The last thing I’ll say about both of our state’s poorest approximations of barbecue (Smithfield’s and Dickey’s) is that only one of them provides a menu of smoked meats that people in other states actually want. Texas barbecue is now the preferred style to adopt around the country (outside of the already identified barbecue capitals), which we understand as a testament to its superiority. When New York decided it wanted to be taken seriously as a barbecue town it did not turn to chopped pork and hush puppies but was instead liberated by brisket and beef ribs. The fact that smoked beef is making inroads in North Carolina is just an inevitable sign that Texas barbecue has no trouble capturing distinguishing taste buds once given the opportunity. On the other hand I don’t see anyone clamoring for a whole hog joint in Austin. That shouldn’t be much a surprise given the fine quality of dentistry in Texas. We don’t require our food to be partially chewed before serving. Whole hog, the way it’s served in North Carolina, showcases the skill of cleaver-wielding meat choppers more than pitmasters. Is there really any need for a “pitmaster” whose job is to provide meat of impeccable moisture, tenderness, and smoke when the cleaver provides all the tenderness and the moisture comes by the industrial-sized vat of vinegar? Your argument in favor of chopped pork doesn’t have any teeth because you don’t need any.

As you mention, the tradition of whole-hog cooking as done in the Carolinas is part our country’s shared heritage just like wagon trains and cloth diapers. I guess if the wheels on our mobile smokers were still made of stone the barbecue would taste more authentic, but embracing innovation and diversity in barbecue is what led to Texas’s superiority. When the cattle arrived on the continent (right around the time that hogs showed up, mind you) they migrated in search of grazing land, eventually ending up in Texas. Y’all were stuck with the hogs, happily ingesting your urban excrement. A sauce’s ability to withstand a lack of refrigeration does not define perfection just as sauce does not define barbecue, except for the barbecue that needs a masking agent to be rendered edible.
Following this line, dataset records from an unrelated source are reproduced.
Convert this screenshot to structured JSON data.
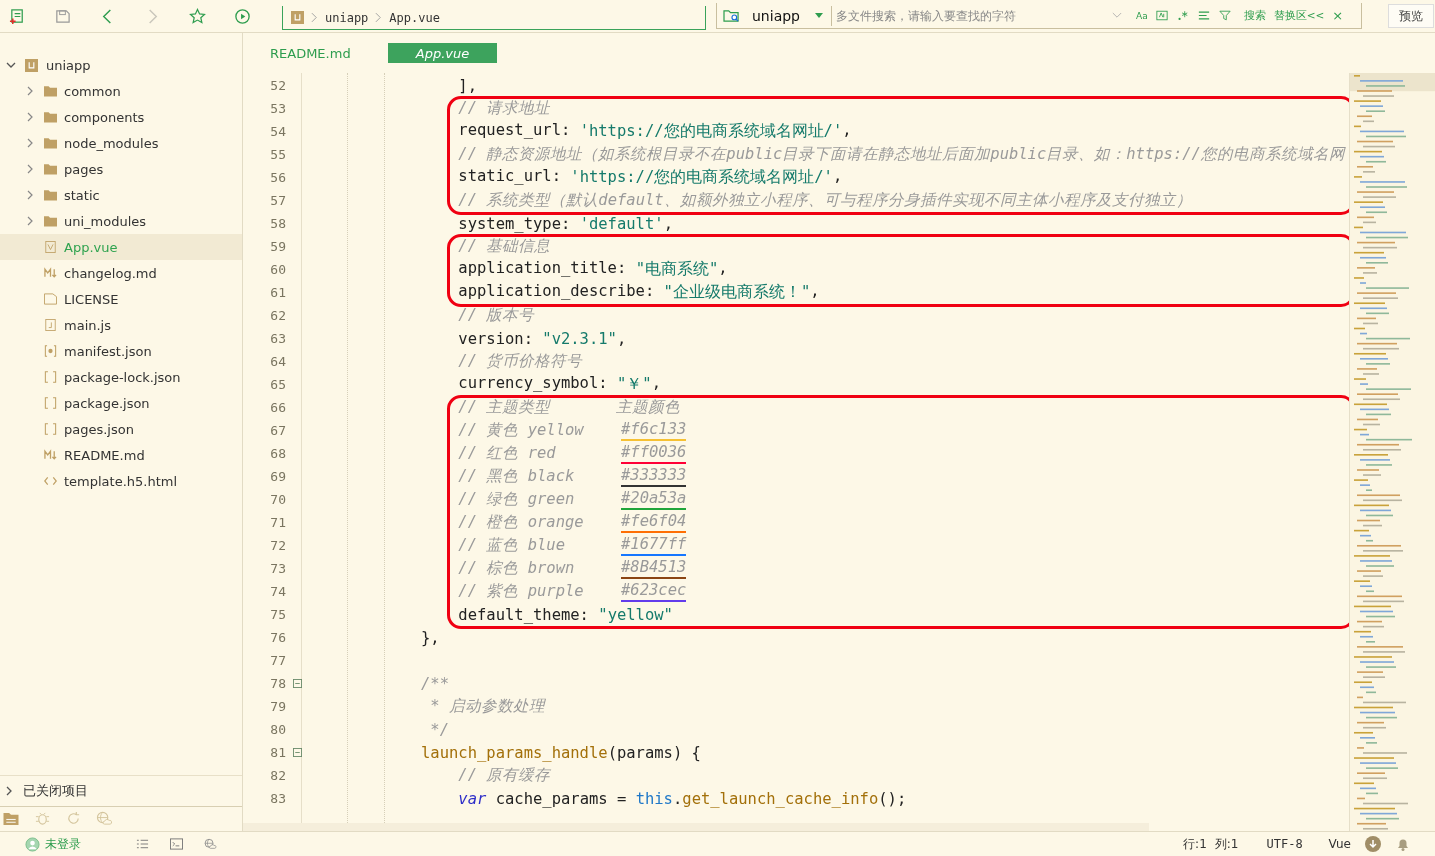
{
  "toolbar": {
    "breadcrumb": [
      "uniapp",
      "App.vue"
    ],
    "search": {
      "scope": "uniapp",
      "placeholder": "多文件搜索，请输入要查找的字符",
      "case_option": "Aa",
      "search_button": "搜索",
      "replace_toggle": "替换区<<",
      "close": "×"
    },
    "preview_button": "预览"
  },
  "sidebar": {
    "tree": [
      {
        "label": "uniapp",
        "expanded": true,
        "children": [
          {
            "label": "common",
            "kind": "folder",
            "expanded": false,
            "selected": false
          },
          {
            "label": "components",
            "kind": "folder",
            "expanded": false,
            "selected": false
          },
          {
            "label": "node_modules",
            "kind": "folder",
            "expanded": false,
            "selected": false
          },
          {
            "label": "pages",
            "kind": "folder",
            "expanded": false,
            "selected": false
          },
          {
            "label": "static",
            "kind": "folder",
            "expanded": false,
            "selected": false
          },
          {
            "label": "uni_modules",
            "kind": "folder",
            "expanded": false,
            "selected": false
          },
          {
            "label": "App.vue",
            "kind": "vue",
            "selected": true
          },
          {
            "label": "changelog.md",
            "kind": "markdown",
            "selected": false
          },
          {
            "label": "LICENSE",
            "kind": "plain",
            "selected": false
          },
          {
            "label": "main.js",
            "kind": "script",
            "selected": false
          },
          {
            "label": "manifest.json",
            "kind": "manifest",
            "selected": false
          },
          {
            "label": "package-lock.json",
            "kind": "json",
            "selected": false
          },
          {
            "label": "package.json",
            "kind": "json",
            "selected": false
          },
          {
            "label": "pages.json",
            "kind": "json",
            "selected": false
          },
          {
            "label": "README.md",
            "kind": "markdown",
            "selected": false
          },
          {
            "label": "template.h5.html",
            "kind": "html",
            "selected": false
          }
        ]
      }
    ],
    "closed_projects": {
      "label": "已关闭项目",
      "expanded": false
    }
  },
  "tabs": [
    {
      "label": "README.md",
      "selected": false
    },
    {
      "label": "App.vue",
      "selected": true
    }
  ],
  "code": {
    "groups": [
      {
        "kind": "plain",
        "lines": [
          {
            "number": "52",
            "fold": false,
            "tokens": [
              {
                "kind": "plain",
                "text": "                ],"
              }
            ]
          }
        ]
      },
      {
        "kind": "boxed",
        "lines": [
          {
            "number": "53",
            "fold": false,
            "tokens": [
              {
                "kind": "comment",
                "text": "                // 请求地址"
              }
            ]
          },
          {
            "number": "54",
            "fold": false,
            "tokens": [
              {
                "kind": "plain",
                "text": "                request_url: "
              },
              {
                "kind": "string",
                "text": "'https://您的电商系统域名网址/'"
              },
              {
                "kind": "plain",
                "text": ","
              }
            ]
          },
          {
            "number": "55",
            "fold": false,
            "tokens": [
              {
                "kind": "comment",
                "text": "                // 静态资源地址（如系统根目录不在public目录下面请在静态地址后面加public目录、如：https://您的电商系统域名网"
              }
            ]
          },
          {
            "number": "56",
            "fold": false,
            "tokens": [
              {
                "kind": "plain",
                "text": "                static_url: "
              },
              {
                "kind": "string",
                "text": "'https://您的电商系统域名网址/'"
              },
              {
                "kind": "plain",
                "text": ","
              }
            ]
          },
          {
            "number": "57",
            "fold": false,
            "tokens": [
              {
                "kind": "comment",
                "text": "                // 系统类型（默认default、如额外独立小程序、可与程序分身插件实现不同主体小程序及支付独立）"
              }
            ]
          }
        ]
      },
      {
        "kind": "plain",
        "lines": [
          {
            "number": "58",
            "fold": false,
            "tokens": [
              {
                "kind": "plain",
                "text": "                system_type: "
              },
              {
                "kind": "string",
                "text": "'default'"
              },
              {
                "kind": "plain",
                "text": ","
              }
            ]
          }
        ]
      },
      {
        "kind": "boxed",
        "lines": [
          {
            "number": "59",
            "fold": false,
            "tokens": [
              {
                "kind": "comment",
                "text": "                // 基础信息"
              }
            ]
          },
          {
            "number": "60",
            "fold": false,
            "tokens": [
              {
                "kind": "plain",
                "text": "                application_title: "
              },
              {
                "kind": "string",
                "text": "\"电商系统\""
              },
              {
                "kind": "plain",
                "text": ","
              }
            ]
          },
          {
            "number": "61",
            "fold": false,
            "tokens": [
              {
                "kind": "plain",
                "text": "                application_describe: "
              },
              {
                "kind": "string",
                "text": "\"企业级电商系统！\""
              },
              {
                "kind": "plain",
                "text": ","
              }
            ]
          }
        ]
      },
      {
        "kind": "plain",
        "lines": [
          {
            "number": "62",
            "fold": false,
            "tokens": [
              {
                "kind": "comment",
                "text": "                // 版本号"
              }
            ]
          },
          {
            "number": "63",
            "fold": false,
            "tokens": [
              {
                "kind": "plain",
                "text": "                version: "
              },
              {
                "kind": "string",
                "text": "\"v2.3.1\""
              },
              {
                "kind": "plain",
                "text": ","
              }
            ]
          },
          {
            "number": "64",
            "fold": false,
            "tokens": [
              {
                "kind": "comment",
                "text": "                // 货币价格符号"
              }
            ]
          },
          {
            "number": "65",
            "fold": false,
            "tokens": [
              {
                "kind": "plain",
                "text": "                currency_symbol: "
              },
              {
                "kind": "string",
                "text": "\"￥\""
              },
              {
                "kind": "plain",
                "text": ","
              }
            ]
          }
        ]
      },
      {
        "kind": "boxed",
        "lines": [
          {
            "number": "66",
            "fold": false,
            "tokens": [
              {
                "kind": "comment",
                "text": "                // 主题类型       主题颜色"
              }
            ]
          },
          {
            "number": "67",
            "fold": false,
            "tokens": [
              {
                "kind": "comment",
                "text": "                // 黄色 yellow    "
              },
              {
                "kind": "swatch",
                "text": "#f6c133",
                "color": "#f6c133"
              }
            ]
          },
          {
            "number": "68",
            "fold": false,
            "tokens": [
              {
                "kind": "comment",
                "text": "                // 红色 red       "
              },
              {
                "kind": "swatch",
                "text": "#ff0036",
                "color": "#ff0036"
              }
            ]
          },
          {
            "number": "69",
            "fold": false,
            "tokens": [
              {
                "kind": "comment",
                "text": "                // 黑色 black     "
              },
              {
                "kind": "swatch",
                "text": "#333333",
                "color": "#333333"
              }
            ]
          },
          {
            "number": "70",
            "fold": false,
            "tokens": [
              {
                "kind": "comment",
                "text": "                // 绿色 green     "
              },
              {
                "kind": "swatch",
                "text": "#20a53a",
                "color": "#20a53a"
              }
            ]
          },
          {
            "number": "71",
            "fold": false,
            "tokens": [
              {
                "kind": "comment",
                "text": "                // 橙色 orange    "
              },
              {
                "kind": "swatch",
                "text": "#fe6f04",
                "color": "#fe6f04"
              }
            ]
          },
          {
            "number": "72",
            "fold": false,
            "tokens": [
              {
                "kind": "comment",
                "text": "                // 蓝色 blue      "
              },
              {
                "kind": "swatch",
                "text": "#1677ff",
                "color": "#1677ff"
              }
            ]
          },
          {
            "number": "73",
            "fold": false,
            "tokens": [
              {
                "kind": "comment",
                "text": "                // 棕色 brown     "
              },
              {
                "kind": "swatch",
                "text": "#8B4513",
                "color": "#8b4513"
              }
            ]
          },
          {
            "number": "74",
            "fold": false,
            "tokens": [
              {
                "kind": "comment",
                "text": "                // 紫色 purple    "
              },
              {
                "kind": "swatch",
                "text": "#623cec",
                "color": "#623cec"
              }
            ]
          },
          {
            "number": "75",
            "fold": false,
            "tokens": [
              {
                "kind": "plain",
                "text": "                default_theme: "
              },
              {
                "kind": "string",
                "text": "\"yellow\""
              }
            ]
          }
        ]
      },
      {
        "kind": "plain",
        "lines": [
          {
            "number": "76",
            "fold": false,
            "tokens": [
              {
                "kind": "plain",
                "text": "            },"
              }
            ]
          },
          {
            "number": "77",
            "fold": false
          },
          {
            "number": "78",
            "fold": true,
            "tokens": [
              {
                "kind": "comment",
                "text": "            /**"
              }
            ]
          },
          {
            "number": "79",
            "fold": false,
            "tokens": [
              {
                "kind": "comment",
                "text": "             * 启动参数处理"
              }
            ]
          },
          {
            "number": "80",
            "fold": false,
            "tokens": [
              {
                "kind": "comment",
                "text": "             */"
              }
            ]
          },
          {
            "number": "81",
            "fold": true,
            "tokens": [
              {
                "kind": "function",
                "text": "            launch_params_handle"
              },
              {
                "kind": "plain",
                "text": "(params) {"
              }
            ]
          },
          {
            "number": "82",
            "fold": false,
            "tokens": [
              {
                "kind": "comment",
                "text": "                // 原有缓存"
              }
            ]
          },
          {
            "number": "83",
            "fold": false,
            "tokens": [
              {
                "kind": "keyword",
                "text": "                var"
              },
              {
                "kind": "plain",
                "text": " cache_params = "
              },
              {
                "kind": "builtin",
                "text": "this"
              },
              {
                "kind": "plain",
                "text": "."
              },
              {
                "kind": "function",
                "text": "get_launch_cache_info"
              },
              {
                "kind": "plain",
                "text": "();"
              }
            ]
          }
        ]
      }
    ]
  },
  "status_bar": {
    "login": "未登录",
    "position": [
      "行:1",
      "列:1"
    ],
    "encoding": "UTF-8",
    "language": "Vue"
  }
}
Anyway, here’s how I suspect things will go from here: Sooner or later, you’ll swing through Texas and we’ll hit all the best joints. Each bite of perfect brisket will test your faith. You will return to North Carolina and attempt to return consumption of the hog with gusto, yet each mouthful will be but an act of futile protest against your growing lust for beef. Before long, you will succumb. Privately, you will load that backyard smoker of yours with brisket upon brisket. You will eat it alone and in silence, having emerged from the wilderness at last, just as Jesus did: a man who withstood a prolonged fast and was rewarded (in your case with a belly full of beef). Hog was before, beef is now. Embrace it.